Star Lake
A deadpan, self-assessing voice pervades the poems in Arda Collins’s second collection, Star Lake. “My life seems short and uninteresting, / but I like it,” the speaker says in “Shaded Road.” “I fail at seeing and at everything,” she says in “Way.” These statements may cause readers to bristle—“why should I be interested?” we might ask—which is certainly the point. Such doubt reflects what the speaker in one poem calls “my black mind,” but Collins draws back from a self-involved darkness in poems where her Armenian ancestors, her late parents, and her beloved appear.

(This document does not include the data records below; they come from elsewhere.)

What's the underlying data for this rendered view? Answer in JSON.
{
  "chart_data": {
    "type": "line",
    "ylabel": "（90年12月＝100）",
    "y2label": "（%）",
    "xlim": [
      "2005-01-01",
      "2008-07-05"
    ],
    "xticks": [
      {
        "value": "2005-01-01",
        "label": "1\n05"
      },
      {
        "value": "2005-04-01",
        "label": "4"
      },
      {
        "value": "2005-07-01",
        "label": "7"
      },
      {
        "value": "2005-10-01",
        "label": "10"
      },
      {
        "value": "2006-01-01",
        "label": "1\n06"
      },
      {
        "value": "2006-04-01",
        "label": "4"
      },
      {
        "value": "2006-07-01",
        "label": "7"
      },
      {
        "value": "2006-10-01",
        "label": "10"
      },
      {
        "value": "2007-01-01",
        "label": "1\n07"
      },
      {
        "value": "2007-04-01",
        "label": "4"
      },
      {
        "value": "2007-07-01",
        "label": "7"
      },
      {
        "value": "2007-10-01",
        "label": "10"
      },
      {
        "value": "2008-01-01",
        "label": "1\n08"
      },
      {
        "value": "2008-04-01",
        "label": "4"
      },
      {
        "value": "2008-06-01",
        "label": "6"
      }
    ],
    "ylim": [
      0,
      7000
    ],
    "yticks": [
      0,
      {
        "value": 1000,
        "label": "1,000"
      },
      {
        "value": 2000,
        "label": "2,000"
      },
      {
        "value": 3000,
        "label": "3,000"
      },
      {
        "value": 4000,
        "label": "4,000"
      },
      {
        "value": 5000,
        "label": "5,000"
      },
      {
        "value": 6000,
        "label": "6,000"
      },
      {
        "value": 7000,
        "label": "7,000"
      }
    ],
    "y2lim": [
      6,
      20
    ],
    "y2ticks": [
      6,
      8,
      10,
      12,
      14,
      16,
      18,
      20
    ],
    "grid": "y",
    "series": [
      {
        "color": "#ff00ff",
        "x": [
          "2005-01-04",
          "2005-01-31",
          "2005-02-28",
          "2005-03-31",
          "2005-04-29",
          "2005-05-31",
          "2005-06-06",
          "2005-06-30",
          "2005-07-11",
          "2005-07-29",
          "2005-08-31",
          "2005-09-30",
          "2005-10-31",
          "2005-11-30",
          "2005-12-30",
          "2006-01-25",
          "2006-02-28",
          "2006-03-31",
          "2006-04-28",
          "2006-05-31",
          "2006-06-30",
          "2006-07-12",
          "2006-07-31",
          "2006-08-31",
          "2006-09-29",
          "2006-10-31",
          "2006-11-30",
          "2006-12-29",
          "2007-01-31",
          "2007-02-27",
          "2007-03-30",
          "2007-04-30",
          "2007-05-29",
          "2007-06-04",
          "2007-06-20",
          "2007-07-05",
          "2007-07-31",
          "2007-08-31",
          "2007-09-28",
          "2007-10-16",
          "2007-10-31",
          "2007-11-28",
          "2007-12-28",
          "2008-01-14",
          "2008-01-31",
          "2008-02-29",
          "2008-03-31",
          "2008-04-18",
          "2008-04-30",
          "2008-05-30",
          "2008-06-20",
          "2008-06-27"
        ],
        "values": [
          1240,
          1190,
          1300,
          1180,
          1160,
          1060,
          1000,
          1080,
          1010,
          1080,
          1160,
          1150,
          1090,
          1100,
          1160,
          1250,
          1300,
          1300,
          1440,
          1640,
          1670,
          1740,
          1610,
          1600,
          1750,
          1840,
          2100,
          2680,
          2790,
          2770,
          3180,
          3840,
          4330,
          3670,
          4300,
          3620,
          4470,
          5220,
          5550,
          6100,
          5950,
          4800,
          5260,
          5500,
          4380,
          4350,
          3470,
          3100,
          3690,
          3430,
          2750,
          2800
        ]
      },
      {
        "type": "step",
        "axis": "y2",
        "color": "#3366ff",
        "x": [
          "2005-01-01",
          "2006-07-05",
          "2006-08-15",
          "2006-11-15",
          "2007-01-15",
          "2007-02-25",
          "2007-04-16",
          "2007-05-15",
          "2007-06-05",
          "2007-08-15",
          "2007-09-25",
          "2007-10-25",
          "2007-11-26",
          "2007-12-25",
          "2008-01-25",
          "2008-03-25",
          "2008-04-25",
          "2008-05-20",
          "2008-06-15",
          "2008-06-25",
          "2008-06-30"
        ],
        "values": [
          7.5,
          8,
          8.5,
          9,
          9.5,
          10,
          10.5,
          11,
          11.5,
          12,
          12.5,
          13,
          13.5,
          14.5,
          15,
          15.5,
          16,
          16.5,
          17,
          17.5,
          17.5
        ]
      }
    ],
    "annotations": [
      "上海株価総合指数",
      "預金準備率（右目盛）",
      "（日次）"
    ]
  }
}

In “Late Summer, Late Winter, and Genocide,” the playful but ominous rhyme of sorrow/tomorrow gives way to a fearful apparition:
[…] Keep your heart light
or keep it full of sorrow; it’s been decades since I started this
poem
and now it’s tomorrow.
Low thunder in a purple sky scares the horses. Chert fossils
from an old ocean scatter in the desert covered over with dirt.
The river is distended
with the bodies of dead Armenians.
One of Collins’s poetic methods is a paring away of pretense to reach the mystery at the core of experience, though sometimes she cuts too deeply, as in the over-simplistic statements that open “Scale”: “A cloud is big. The shadow of a cloud on a mountain is big. A small cloud is still large.” If the effect is comical, this faux-naïf divestiture of complexity can create an almost burlesque sense of dislocation, serving as a strategy, along with delicately assembled lists and self-referentiality (“This Is the Poem” is one poem’s title), to embody and gain purchase on the unsayable. When the speaker’s alienation gives way to the strange wonder of other people, Star Lake finds its métier in the tonic otherness of love, as in the entrancing “112”:
Through this, I love you and true,
there are ways
that must be;
a kiss on the forelock
for the horse at the doorstep;
at the end of the story
all that is said
is quickly redressed and put into bed.